There is a problem that the VCP is facing today, one that has sparked much debate among the top members of the Communist leadership. This problem has much to do with Vietnam’s relationship with the two juggernaut nations: The United States and the People’s Republic of China. It is obvious that both of these countries play a major role in Vietnam’s economic operations, as both countries share interests in Vietnamese goods and services. However, the relationship that Vietnam shares with these two countries is highly delicate.
Every action that Vietnam makes, it must do so in a manner that defends the country’s interests without alienating its partners. This task is more difficult than it sounds however, as China and the U.S. have very different objectives. In most cases, American interests tend to conflict with the Chinese, which usually means that any stance taken by the Vietnamese government will conflict with at least one side, if not the other. Therefore, in order to maintain a good footing politically, the Vietnamese government will have to take strategic steps that will protect the country’s interests.
One of the major issues that prevents further cooperation between the U.S. and Vietnam is the VCP’s constant abuse of human rights. The totalitarian dictatorship of the Vietnamese Communist Party raises many barriers for the United States in terms of establishing economic and military ties. Some of the members in the VCP want to better relations with the U.S., they might even want to improve the human rights situation in the country. Unfortunately, other factions in the Party are bent on maintaining power, even at the price of losing land to the Chinese. Which brings me to the other side.
Vietnam’s relationship with the Peoples’ Republic of China can be characterized as less than equal. On many occasions, China feels the necessity to flex its growing military and political power on the Vietnamese people, invading Paracel, Spratly, and harassing the fishermen in the Eastern Sea. Even so, the Chinese still gain favor from the more conservative branch of the Party. The “Conservatives,” otherwise known as the cowards, are the ones who put the Party before everything else. They suppress the citizens, sell land to the Chinese, and will do anything, all for the sake of maintaining their power, and “the Party.”
It is possible to distinguish the Liberal strand of the Party from the Conservative branch, though the individuals responsible are still less than clear. The Liberal camp can be characterized as those who want to develop closer ties with the United States and stand up to China on issues like Paracel and Spratly. They are the ones who might take a second look at reforming the Party in order to move forward. The Conservative side are the ones who want to maintain the Party rule, no matter what the cost. These guys side with China in order to cling onto their power, disregarding everything else. In other words, they are the puppets of China.
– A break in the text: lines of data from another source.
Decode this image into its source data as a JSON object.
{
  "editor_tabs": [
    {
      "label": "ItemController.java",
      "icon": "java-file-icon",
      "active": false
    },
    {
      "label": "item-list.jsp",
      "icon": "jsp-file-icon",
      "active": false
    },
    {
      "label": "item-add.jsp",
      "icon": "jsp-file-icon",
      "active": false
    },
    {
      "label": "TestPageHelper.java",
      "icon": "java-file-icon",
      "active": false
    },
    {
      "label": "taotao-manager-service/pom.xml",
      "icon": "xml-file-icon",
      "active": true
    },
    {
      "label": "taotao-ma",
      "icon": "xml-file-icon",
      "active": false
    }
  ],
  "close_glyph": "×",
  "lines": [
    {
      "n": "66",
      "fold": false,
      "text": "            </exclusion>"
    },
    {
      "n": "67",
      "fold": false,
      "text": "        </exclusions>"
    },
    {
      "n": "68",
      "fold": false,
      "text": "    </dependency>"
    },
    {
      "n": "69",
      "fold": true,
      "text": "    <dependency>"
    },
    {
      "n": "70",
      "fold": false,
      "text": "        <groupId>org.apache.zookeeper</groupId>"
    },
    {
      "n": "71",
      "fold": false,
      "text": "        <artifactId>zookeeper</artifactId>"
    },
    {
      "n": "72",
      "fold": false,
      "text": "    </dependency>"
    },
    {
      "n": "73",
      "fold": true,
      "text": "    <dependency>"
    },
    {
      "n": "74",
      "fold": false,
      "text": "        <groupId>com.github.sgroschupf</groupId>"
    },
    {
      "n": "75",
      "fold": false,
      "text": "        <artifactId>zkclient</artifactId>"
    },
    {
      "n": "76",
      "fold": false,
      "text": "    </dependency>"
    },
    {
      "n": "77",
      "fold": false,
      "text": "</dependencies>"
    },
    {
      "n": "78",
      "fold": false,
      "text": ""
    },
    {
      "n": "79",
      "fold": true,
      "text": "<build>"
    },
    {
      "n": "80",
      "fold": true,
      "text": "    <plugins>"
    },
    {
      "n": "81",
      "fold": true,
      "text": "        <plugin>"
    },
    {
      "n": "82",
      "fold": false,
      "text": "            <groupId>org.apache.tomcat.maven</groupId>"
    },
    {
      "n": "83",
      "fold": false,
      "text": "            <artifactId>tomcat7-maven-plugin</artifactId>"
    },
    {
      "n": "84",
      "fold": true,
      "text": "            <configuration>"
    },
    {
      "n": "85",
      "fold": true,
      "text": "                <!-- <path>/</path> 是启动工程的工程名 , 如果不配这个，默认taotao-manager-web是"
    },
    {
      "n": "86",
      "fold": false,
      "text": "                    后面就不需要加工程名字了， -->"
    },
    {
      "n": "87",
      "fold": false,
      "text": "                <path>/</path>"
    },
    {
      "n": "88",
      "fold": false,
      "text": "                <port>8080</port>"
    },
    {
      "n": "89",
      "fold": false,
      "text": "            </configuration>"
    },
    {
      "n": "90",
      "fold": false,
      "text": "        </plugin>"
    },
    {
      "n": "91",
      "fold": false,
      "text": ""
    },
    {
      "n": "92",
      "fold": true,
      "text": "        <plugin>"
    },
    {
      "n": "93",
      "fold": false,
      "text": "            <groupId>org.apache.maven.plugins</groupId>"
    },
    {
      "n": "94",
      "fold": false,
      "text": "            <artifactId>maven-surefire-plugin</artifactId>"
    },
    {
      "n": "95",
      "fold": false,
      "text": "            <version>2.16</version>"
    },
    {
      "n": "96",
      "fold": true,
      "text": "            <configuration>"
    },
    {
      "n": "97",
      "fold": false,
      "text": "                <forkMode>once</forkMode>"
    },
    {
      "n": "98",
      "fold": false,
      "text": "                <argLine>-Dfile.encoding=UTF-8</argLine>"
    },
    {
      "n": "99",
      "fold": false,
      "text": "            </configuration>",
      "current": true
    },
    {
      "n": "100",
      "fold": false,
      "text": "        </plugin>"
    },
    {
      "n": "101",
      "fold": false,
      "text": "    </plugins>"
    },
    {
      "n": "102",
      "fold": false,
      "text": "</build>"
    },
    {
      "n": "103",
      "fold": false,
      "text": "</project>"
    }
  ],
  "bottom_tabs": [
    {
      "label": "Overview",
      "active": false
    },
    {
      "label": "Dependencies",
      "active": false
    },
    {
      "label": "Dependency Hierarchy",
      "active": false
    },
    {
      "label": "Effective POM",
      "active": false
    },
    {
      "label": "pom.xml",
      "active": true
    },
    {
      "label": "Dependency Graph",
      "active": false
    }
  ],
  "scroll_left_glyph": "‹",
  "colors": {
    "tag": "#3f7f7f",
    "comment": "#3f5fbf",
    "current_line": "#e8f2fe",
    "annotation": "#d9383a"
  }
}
So what is the Communists’ Dilemma? Well, let’s sum it up. The Communists today are faced with a choice: either side with the U.S., make the necessary changes to the system and risk the complete disintegration of the one-party system, or side with China, continue to suppress the people, slowly let the land get taken away, but then carry on the rule of the Party. The dilemma can be summed up by the following: “Side with the U.S., lose the Party. Side with China, and lose the country.” To any rational thinker, the choice is obvious: reform the country, defend the country, and let the Party fade away!
Sadly, many in the VCP still regard the Party as the highest significance. They can’t think in terms of right or wrong, but only what they can do to defend their own interests. However, the circumstances have changed significantly since then. Some members of the VCP finally realize that nothing good can come from siding with China. They seem more interested in developing U.S.-Vietnam relations, maybe even to improve the country. This is more than speculation, but still requires more substantial evidence for further examination. What is apparent is that the Vietnamese Communist Party is no longer set on selling out to China. At this time, the size of the resistance is difficult to measure, only time will tell if it is strong enough.